During his tour, relations improved steadily with the citizens in the nearby city of Husaybah, inlcuding an increasing use of a telephone hot line to tip Marines off to the location of insurgents, Quinlan said.

Reacting to that intelligence, Quinlan's unit went out on many night missions to find the insurgents.

"We didn't do anything in the daytime because it's too dangerous," he said. "We usually wait 'til they're sleeping."

Quinlan's Marine company was only the second one to complete a seven-month tour in Iraq without a single fatality, his parents said.

Preparation and training played a key role in that success.

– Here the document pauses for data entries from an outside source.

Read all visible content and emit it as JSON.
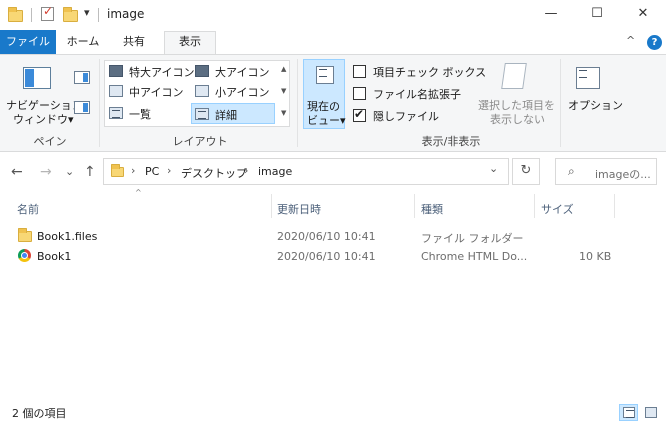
{
  "window": {
    "title": "image",
    "controls": {
      "minimize": "—",
      "maximize": "☐",
      "close": "✕"
    }
  },
  "quick_access": {
    "dropdown": "▾",
    "separator": "|"
  },
  "ribbon_tabs": [
    {
      "label": "ファイル"
    },
    {
      "label": "ホーム"
    },
    {
      "label": "共有"
    },
    {
      "label": "表示"
    }
  ],
  "ribbon_collapse": "^",
  "help_label": "?",
  "pane_group": {
    "nav_pane_line1": "ナビゲーション",
    "nav_pane_line2": "ウィンドウ▾",
    "label": "ペイン"
  },
  "layout_group": {
    "items": [
      {
        "label": "特大アイコン"
      },
      {
        "label": "大アイコン"
      },
      {
        "label": "中アイコン"
      },
      {
        "label": "小アイコン"
      },
      {
        "label": "一覧"
      },
      {
        "label": "詳細"
      }
    ],
    "selected": "詳細",
    "label": "レイアウト"
  },
  "current_view": {
    "line1": "現在の",
    "line2": "ビュー▾"
  },
  "show_hide_group": {
    "checkboxes": [
      {
        "label": "項目チェック ボックス",
        "checked": false
      },
      {
        "label": "ファイル名拡張子",
        "checked": false
      },
      {
        "label": "隠しファイル",
        "checked": true
      }
    ],
    "hide_selected_line1": "選択した項目を",
    "hide_selected_line2": "表示しない",
    "label": "表示/非表示"
  },
  "options_label": "オプション",
  "address": {
    "crumbs": [
      "PC",
      "デスクトップ",
      "image"
    ],
    "separator": "›",
    "dropdown": "⌄"
  },
  "nav": {
    "back": "←",
    "forward": "→",
    "recent": "⌄",
    "up": "↑",
    "refresh": "↻"
  },
  "search": {
    "placeholder": "imageの...",
    "icon": "magnifier-icon"
  },
  "columns": {
    "name": "名前",
    "modified": "更新日時",
    "type": "種類",
    "size": "サイズ",
    "sort": "^"
  },
  "files": [
    {
      "name": "Book1.files",
      "modified": "2020/06/10 10:41",
      "type": "ファイル フォルダー",
      "size": "",
      "icon": "folder-icon"
    },
    {
      "name": "Book1",
      "modified": "2020/06/10 10:41",
      "type": "Chrome HTML Do...",
      "size": "10 KB",
      "icon": "chrome-icon"
    }
  ],
  "status": {
    "count_text": "2 個の項目"
  },
  "colors": {
    "accent": "#1979ca",
    "selected_bg": "#cce8ff",
    "folder": "#f8d775"
  }
}
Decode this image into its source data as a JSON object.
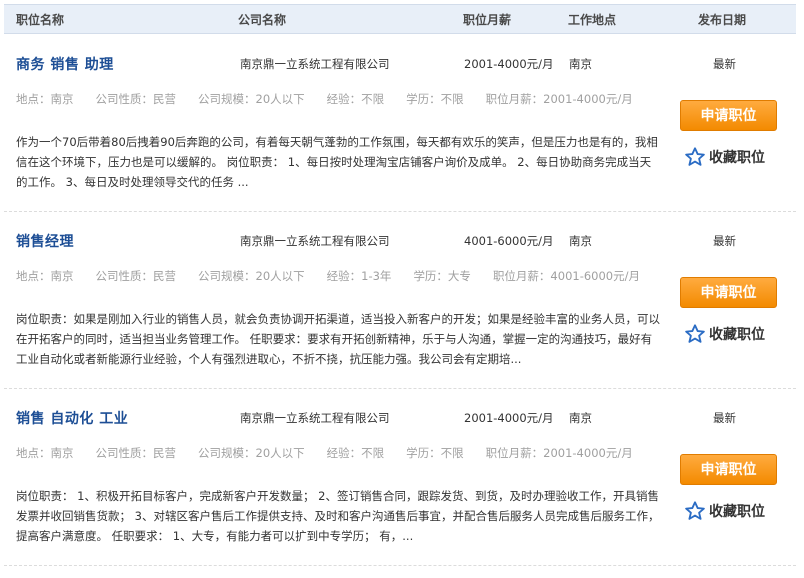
{
  "header": {
    "title": "职位名称",
    "company": "公司名称",
    "salary": "职位月薪",
    "location": "工作地点",
    "date": "发布日期"
  },
  "actions": {
    "apply_label": "申请职位",
    "favorite_label": "收藏职位"
  },
  "jobs": [
    {
      "title": "商务 销售 助理",
      "company": "南京鼎一立系统工程有限公司",
      "salary": "2001-4000元/月",
      "location": "南京",
      "date": "最新",
      "meta": {
        "place": "地点：南京",
        "nature": "公司性质：民营",
        "scale": "公司规模：20人以下",
        "experience": "经验：不限",
        "education": "学历：不限",
        "salary": "职位月薪：2001-4000元/月"
      },
      "description": "作为一个70后带着80后拽着90后奔跑的公司，有着每天朝气蓬勃的工作氛围，每天都有欢乐的笑声，但是压力也是有的，我相信在这个环境下，压力也是可以缓解的。 岗位职责： 1、每日按时处理淘宝店铺客户询价及成单。 2、每日协助商务完成当天的工作。 3、每日及时处理领导交代的任务 ..."
    },
    {
      "title": "销售经理",
      "company": "南京鼎一立系统工程有限公司",
      "salary": "4001-6000元/月",
      "location": "南京",
      "date": "最新",
      "meta": {
        "place": "地点：南京",
        "nature": "公司性质：民营",
        "scale": "公司规模：20人以下",
        "experience": "经验：1-3年",
        "education": "学历：大专",
        "salary": "职位月薪：4001-6000元/月"
      },
      "description": "岗位职责：如果是刚加入行业的销售人员，就会负责协调开拓渠道，适当投入新客户的开发；如果是经验丰富的业务人员，可以在开拓客户的同时，适当担当业务管理工作。 任职要求：要求有开拓创新精神，乐于与人沟通，掌握一定的沟通技巧，最好有工业自动化或者新能源行业经验，个人有强烈进取心，不折不挠，抗压能力强。我公司会有定期培..."
    },
    {
      "title": "销售 自动化 工业",
      "company": "南京鼎一立系统工程有限公司",
      "salary": "2001-4000元/月",
      "location": "南京",
      "date": "最新",
      "meta": {
        "place": "地点：南京",
        "nature": "公司性质：民营",
        "scale": "公司规模：20人以下",
        "experience": "经验：不限",
        "education": "学历：不限",
        "salary": "职位月薪：2001-4000元/月"
      },
      "description": "岗位职责： 1、积极开拓目标客户，完成新客户开发数量； 2、签订销售合同，跟踪发货、到货，及时办理验收工作，开具销售发票并收回销售货款； 3、对辖区客户售后工作提供支持、及时和客户沟通售后事宜，并配合售后服务人员完成售后服务工作，提高客户满意度。 任职要求： 1、大专，有能力者可以扩到中专学历； 有，..."
    }
  ]
}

"Before a mission, we spent three days doing rehearsals, rehearsals, rehearsals," Quinlan said. "By the time we did a mission, everyone knew it. There were no mistakes. Everyone just did it."

Quinlan will return to Camp Lejeune in North Carolina after his leave, and next July, his unit is slated to return to Iraq-this time to Fallujah.

Asked what he missed most during his first tour, Quinlan didn't hesitate.

"The way the air smells," he said. "The air over there is just nasty. They just take their trash and throw it outside somewhere. The smells, they were just....you get used to it after a while."

Generally speaking, Quinlan said he believes things are going in the right direction, slowly but surely, in the U.S. mission to provide democracy to the Iraqi people.

"We need to be there," he said. "If we pulled out right now, that country would be really bad. Everything we've been working for would just be lost. It would have been a waste of time."

Quinlan, who said he joined the Marines to try to bring something good to other people, said he'd do it all over again, if given the choice.

"It's good for you," he said. "It's good for me. It made me grow up, and made me realize I'm doing what I'm supposed to be doing."